Question

The curve given by : $\frac{x^2}{\sin \sqrt{2}-\sin \sqrt{3}}+\frac{y^2}{\cos \sqrt{2}-\cos \sqrt{3}}=1$ is?

• A. An Ellipse
• B. A Hyperbola
• C. An open curve.
• D. A closed curve

Answer 1

Answer: (A), (D)

The correct options are
A An Ellipse
D A closed curve

$\sqrt{2}+\sqrt{3}\approx 1.414+1.732=3.146$

$\pi \approx 3.142$

$\Rightarrow \sqrt{2}+\sqrt{3}>\pi$

$\Rightarrow \frac{\pi }{2}-\sqrt{2}<\sqrt{3}-\frac{\pi }{2}$

Now, $\frac{\pi }{2}\approx \frac{3.142}{2}=1.571>1.414=\sqrt{2}$
$\Rightarrow \frac{\pi }{2}-\sqrt{2}>0$

And, $\sqrt{3}=1.732<\pi$

$\Rightarrow \sqrt{3}-\frac{\pi }{2}<\frac{\pi }{2}$
So, $0<\frac{\pi }{2}-\sqrt{2}<\sqrt{3}-\frac{\pi }{2}<\frac{\pi }{2}$
In the interval $(0,\frac{\pi }{2});\cos (...)$ is decreasing function.

Hence,
$\cos (\frac{\pi }{2}-\sqrt{2})>\cos (\sqrt{3}-\frac{\pi }{2})$
ie, $\sin \sqrt{2}>\sin \sqrt{3}$

So, $\sin \sqrt{2}-\sin \sqrt{3}>0$ ... result (i)

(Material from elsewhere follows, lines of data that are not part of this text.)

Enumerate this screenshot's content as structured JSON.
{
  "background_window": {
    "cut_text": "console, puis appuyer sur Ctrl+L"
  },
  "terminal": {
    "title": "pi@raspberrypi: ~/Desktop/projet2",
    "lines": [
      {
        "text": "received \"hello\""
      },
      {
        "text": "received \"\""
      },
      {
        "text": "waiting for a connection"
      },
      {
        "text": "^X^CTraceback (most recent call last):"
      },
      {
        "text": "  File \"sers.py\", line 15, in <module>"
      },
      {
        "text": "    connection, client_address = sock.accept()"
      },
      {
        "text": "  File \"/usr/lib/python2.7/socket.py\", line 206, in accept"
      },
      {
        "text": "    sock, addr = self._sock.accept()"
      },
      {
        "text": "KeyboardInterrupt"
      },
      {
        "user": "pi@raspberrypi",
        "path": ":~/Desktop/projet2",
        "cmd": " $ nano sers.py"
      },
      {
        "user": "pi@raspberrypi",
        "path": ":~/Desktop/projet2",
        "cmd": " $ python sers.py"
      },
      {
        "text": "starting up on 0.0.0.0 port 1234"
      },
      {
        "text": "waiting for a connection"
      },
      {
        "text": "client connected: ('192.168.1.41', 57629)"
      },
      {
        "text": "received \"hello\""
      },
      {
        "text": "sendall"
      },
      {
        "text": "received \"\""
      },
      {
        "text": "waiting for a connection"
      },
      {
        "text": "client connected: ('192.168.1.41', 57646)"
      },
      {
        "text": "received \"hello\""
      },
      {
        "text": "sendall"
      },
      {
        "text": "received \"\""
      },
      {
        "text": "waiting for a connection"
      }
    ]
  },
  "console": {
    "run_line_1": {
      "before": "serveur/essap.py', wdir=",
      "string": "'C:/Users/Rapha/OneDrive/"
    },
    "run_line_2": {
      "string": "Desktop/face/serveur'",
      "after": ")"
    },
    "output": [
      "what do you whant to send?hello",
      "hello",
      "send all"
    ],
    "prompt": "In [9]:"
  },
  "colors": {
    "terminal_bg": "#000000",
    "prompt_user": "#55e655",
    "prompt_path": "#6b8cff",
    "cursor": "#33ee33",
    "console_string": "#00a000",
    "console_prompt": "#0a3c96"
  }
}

Now, $0<\sqrt{2}<\frac{\pi }{2}\Rightarrow cos\left(\sqrt{2}\right)>0$ (In $1^{st}$ Quadrant ${}^{\prime }{\cos }^{\prime }$ is $+ve$)

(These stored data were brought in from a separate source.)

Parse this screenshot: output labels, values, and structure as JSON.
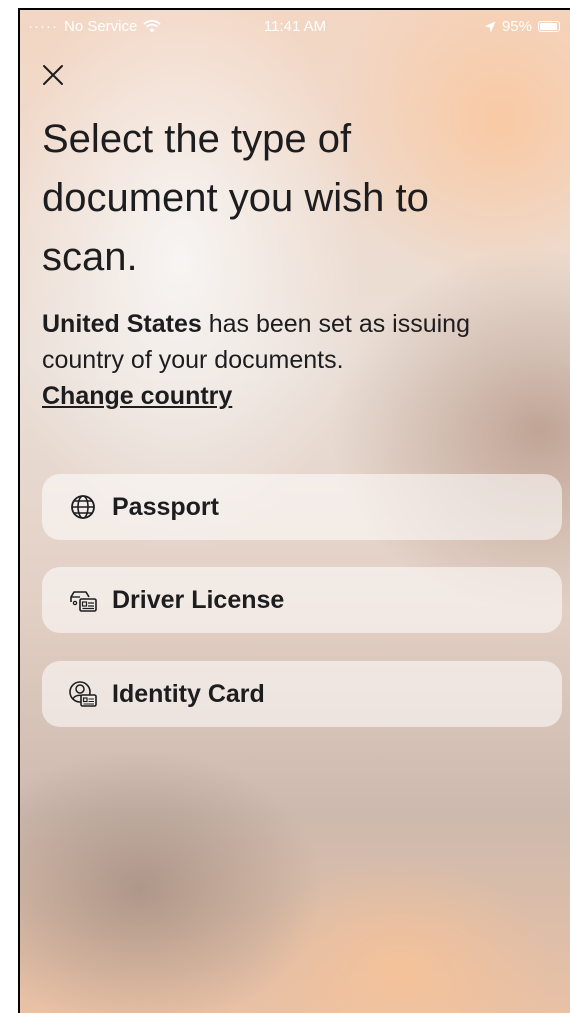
{
  "status_bar": {
    "carrier": "No Service",
    "time": "11:41 AM",
    "battery": "95%",
    "icons": [
      "wifi-icon",
      "location-arrow-icon",
      "battery-icon"
    ]
  },
  "screen": {
    "close_icon": "close-icon",
    "title": "Select the type of document you wish to scan.",
    "country_name": "United States",
    "country_suffix": " has been set as issuing country of your documents.",
    "change_country": "Change country"
  },
  "options": [
    {
      "label": "Passport",
      "icon": "globe-icon"
    },
    {
      "label": "Driver License",
      "icon": "car-id-card-icon"
    },
    {
      "label": "Identity Card",
      "icon": "person-id-card-icon"
    }
  ],
  "colors": {
    "text": "#1d1d1f",
    "status_text": "#ffffff",
    "card_bg": "rgba(255,255,255,0.55)"
  }
}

Also, $\frac{\pi }{2}\approx \frac{3.14}{2}<1.732=\sqrt{3}<3.14=\pi$
ie $\frac{\pi }{2}<\sqrt{3}<\pi \Rightarrow \cos \left(\sqrt{3}\right)<0$ (In $2^{nd}$ quadrant, $cosine$ is $-ve)$

Hence, $\cos \left(\sqrt{2}\right)-\cos \left(\sqrt{3}\right)>0\to result\left(ii\right)$

Hence, we have
$\frac{x^2}{+veTerm}+\frac{y^2}{+veTerm}=1$
Which is clearly an ellipse so option (A)
also; an Ellipse is a closed curve so option (D).